Sportbestuurders denken in veel gevallen nog steeds dat hun sportvereniging niet te maken heeft met BTW plicht. De werkelijkheid is vaak anders. Zodra de vereniging prestaties verricht voor haar leden is sprake van ondernemerschap voor de BTW. Er moet dan alleen beoordeeld worden of een BTW vrijstelling van toepassing is. De sportvrijstelling houdt in dat diensten door organisaties die zich de beoefening van sport of de bevordering daarvan ten doel stellen vrijgesteld zijn van BTW. De lokale sportvereniging die diensten verleent aan haar leden is derhalve vrijgesteld van BTW. Dit betekent dat de sportvereniging geen BTW in rekening hoeft te brengen over de contributies die leden betalen aan de sportvereniging. In 2013 is door het Europese Hof bepaald dat de sportvrijstelling niet beperkt mag blijven tot sportbeoefening door leden. Dat vormde de basis om in 2019 de sportvrijstelling te verruimen en niet meer te beperken tot het aan leden gelegenheid geven tot sportbeoefening.

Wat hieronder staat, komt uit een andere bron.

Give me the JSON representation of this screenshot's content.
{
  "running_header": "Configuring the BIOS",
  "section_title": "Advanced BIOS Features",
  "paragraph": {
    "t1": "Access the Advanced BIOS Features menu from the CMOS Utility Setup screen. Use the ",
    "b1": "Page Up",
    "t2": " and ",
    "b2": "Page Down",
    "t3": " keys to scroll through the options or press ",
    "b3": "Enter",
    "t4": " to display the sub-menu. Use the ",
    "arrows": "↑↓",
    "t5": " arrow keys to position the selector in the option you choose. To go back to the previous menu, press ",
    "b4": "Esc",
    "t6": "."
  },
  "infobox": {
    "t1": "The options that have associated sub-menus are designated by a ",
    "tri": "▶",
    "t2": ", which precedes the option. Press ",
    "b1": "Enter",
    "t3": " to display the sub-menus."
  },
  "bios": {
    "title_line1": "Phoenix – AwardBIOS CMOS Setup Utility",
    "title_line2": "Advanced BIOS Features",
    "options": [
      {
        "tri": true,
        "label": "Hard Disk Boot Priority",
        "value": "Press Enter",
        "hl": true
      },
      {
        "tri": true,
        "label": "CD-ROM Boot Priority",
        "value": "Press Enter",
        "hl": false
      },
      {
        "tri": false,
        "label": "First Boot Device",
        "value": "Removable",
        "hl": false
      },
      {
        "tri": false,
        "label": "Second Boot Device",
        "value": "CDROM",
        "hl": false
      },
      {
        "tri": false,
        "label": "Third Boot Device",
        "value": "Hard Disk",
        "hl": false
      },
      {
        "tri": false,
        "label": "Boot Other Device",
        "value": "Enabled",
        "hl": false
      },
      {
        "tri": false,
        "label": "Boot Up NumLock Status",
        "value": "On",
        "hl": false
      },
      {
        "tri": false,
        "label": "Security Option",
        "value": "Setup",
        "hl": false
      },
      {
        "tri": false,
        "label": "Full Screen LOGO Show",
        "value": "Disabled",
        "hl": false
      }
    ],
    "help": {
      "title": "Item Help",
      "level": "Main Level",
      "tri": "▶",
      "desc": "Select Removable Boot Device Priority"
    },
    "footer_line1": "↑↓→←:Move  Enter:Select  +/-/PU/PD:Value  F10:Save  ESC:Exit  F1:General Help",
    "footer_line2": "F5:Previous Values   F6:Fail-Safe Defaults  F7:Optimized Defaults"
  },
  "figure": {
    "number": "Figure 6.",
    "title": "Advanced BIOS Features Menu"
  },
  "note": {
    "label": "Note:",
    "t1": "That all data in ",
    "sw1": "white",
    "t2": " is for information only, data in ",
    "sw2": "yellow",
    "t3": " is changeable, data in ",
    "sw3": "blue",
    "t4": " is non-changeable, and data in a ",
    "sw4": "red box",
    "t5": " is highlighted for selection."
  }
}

BTW-besparende sportstructuur tot 1 januari 2019

Zoals gezegd heeft de BTW sportvrijstelling vanaf 1 januari 2019 voornamelijk invloed op sportverenigingen en sportexploitatiestichtingen. Wat werd er in het verleden namelijk vaak bedacht door sportverenigingen die fors wilden gaan verbouwen of zelfs plannen hadden om een compleet nieuw complex aan te leggen? Er werd een btw-besparende structuur opgezet, die hoofdzakelijk bestond uit twee onderdelen:

1. De oprichting van een sportexploitatiestichting, die verantwoordelijk werd voor de bouw en investeringen van een sportaccommodatie, velden en/of kleedkamerruimten. De sportexploitatiestichting werd zodanig uitgerust dat zij konden voldoen aan het fiscale begrip ‘gelegenheid geven tot sportbeoefening’. Dit zorgde ervoor dat de sportexploitatiestichting een recht op aftrek van voorbelasting kreeg van 21% op alle kosten van de gedane investeringen.
2. De sportexploitatiestichting sloot een overeenkomst met de sportvereniging voor het gebruik van de sportaccommodatie. De sportvereniging kreeg in ruil voor een zogenoemde gebruikersvergoeding (belast met 6% btw) recht op het gebruik van de accommodatie, de velden en de kleedruimten van de exploitatiestichting.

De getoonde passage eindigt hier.